NBA Players Union Makes Last Offer
The union for locked-out NBA players finally gave its new labor proposal to the commissioner Monday, just three days before the deadline for reaching a new agreement or canceling the season.
“They took it and reviewed it and said they would get back to us,” union director Billy Hunter said after the 45-minute meeting.
The NBA did not immediately comment.
The meeting, attended by commissioner David Stern, deputy commissioner Russ Granik, Hunter and union president Patrick Ewing, represented the first face-to-face talks between the sides since Dec. 27 when they met for five hours near Denver and the league made its “final” offer.
The union then readied a counterproposal but refused to give it to the owners until they agreed to a face-to-face meeting.
It finally came Monday afternoon at a hotel across the street from league headquarters.
“We’ve given them the proposal, they’ll have a conference call with their labor committee and we expect to speak to them later in the day,” Hunter said.
The union has told all 19 players on its negotiating committee to be in New York by Tuesday morning. The deadline is Thursday for reaching a new collective bargaining agreement to save the remainder of the season.
If no deal is reached, the league’s Board of Governors — with one ownership representative from each of the 29 teams — could vote that day to scrap the rest of the schedule.
Herb Williams of the Knicks, a member of the union’s executive committee, thinks the deadline might be extended.
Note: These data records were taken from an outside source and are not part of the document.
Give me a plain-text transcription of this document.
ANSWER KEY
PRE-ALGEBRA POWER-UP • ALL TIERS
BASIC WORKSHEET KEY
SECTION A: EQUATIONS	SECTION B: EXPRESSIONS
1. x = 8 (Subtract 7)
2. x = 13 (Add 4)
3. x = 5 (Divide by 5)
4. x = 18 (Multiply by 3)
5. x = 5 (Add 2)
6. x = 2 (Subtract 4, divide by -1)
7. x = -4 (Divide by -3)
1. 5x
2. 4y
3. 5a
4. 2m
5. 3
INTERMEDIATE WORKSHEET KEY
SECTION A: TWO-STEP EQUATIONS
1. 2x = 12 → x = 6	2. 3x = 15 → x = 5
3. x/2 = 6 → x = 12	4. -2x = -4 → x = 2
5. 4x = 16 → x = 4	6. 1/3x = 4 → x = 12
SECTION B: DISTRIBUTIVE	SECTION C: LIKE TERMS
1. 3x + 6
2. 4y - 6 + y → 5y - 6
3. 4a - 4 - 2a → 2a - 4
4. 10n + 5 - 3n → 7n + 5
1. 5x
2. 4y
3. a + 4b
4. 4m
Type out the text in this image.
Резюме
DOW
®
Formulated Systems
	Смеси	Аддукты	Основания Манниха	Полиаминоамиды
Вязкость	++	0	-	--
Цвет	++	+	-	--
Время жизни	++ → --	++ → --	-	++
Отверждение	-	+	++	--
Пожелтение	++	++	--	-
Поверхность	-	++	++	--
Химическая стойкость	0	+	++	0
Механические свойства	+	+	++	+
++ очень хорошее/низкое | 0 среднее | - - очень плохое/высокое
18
“If a deal was done on the 9th or 10th, I’m sure David wouldn’t say that just because we didn’t do it on 7th the season is over. It’s a business, and sometimes you have to posture,” Williams said.
Some players have been asking for a vote on the owners’ final offer, but the union’s negotiating committee — the only body with the power to put a proposal to a vote — says it will not put forward any offer that it does not deem worthy.
The sides have moved toward each other on virtually all of the most hotly contested issues, and the union’s new offer included an absolute limit on the amount of salary any player can earn. If accepted, it would make the NBA the only professional sports league to limit the amount of money a top athlete can make.
Standing in the way of a settlement are items of contention worth tens of millions of dollars per year.
If no agreement is reached, the NBA will have gone from being the only major U.S. sport to never have lost a game to a work stoppage to being the first sport to lose an entire season to a labor dispute.
So far, the first two months of the season have been wiped out. It would take three to four weeks after a settlement to begin a 45- to 50-game season.
The key sticking point to a settlement could center on how much revenue will be paid to the players during the course of the six-year deal.
In its proposal, the union wants 55 percent of revenue devoted to salaries in the fourth year while owners have offered 53 percent. In the fifth year, players want 56 percent while owners are offering 53.5. And in the final year, players want 57 percent — the amount they received last season — while the league is offering 54 percent.
Michael Olowokandi, the No. 1 pick in the NBA draft, signed Monday with Kinder Bologna of the Italian League for $3 million. The 7-foot-1 center can return to the NBA on Feb. 15 if the lockout is lifted and still would receive $1 million.
Also Monday, Steven Woods, the agent for Toronto’s Kevin Willis, refiled an unfair labor practice charge with the National Labor Relations Board against the union for allegedly breaching its duty of fair representation.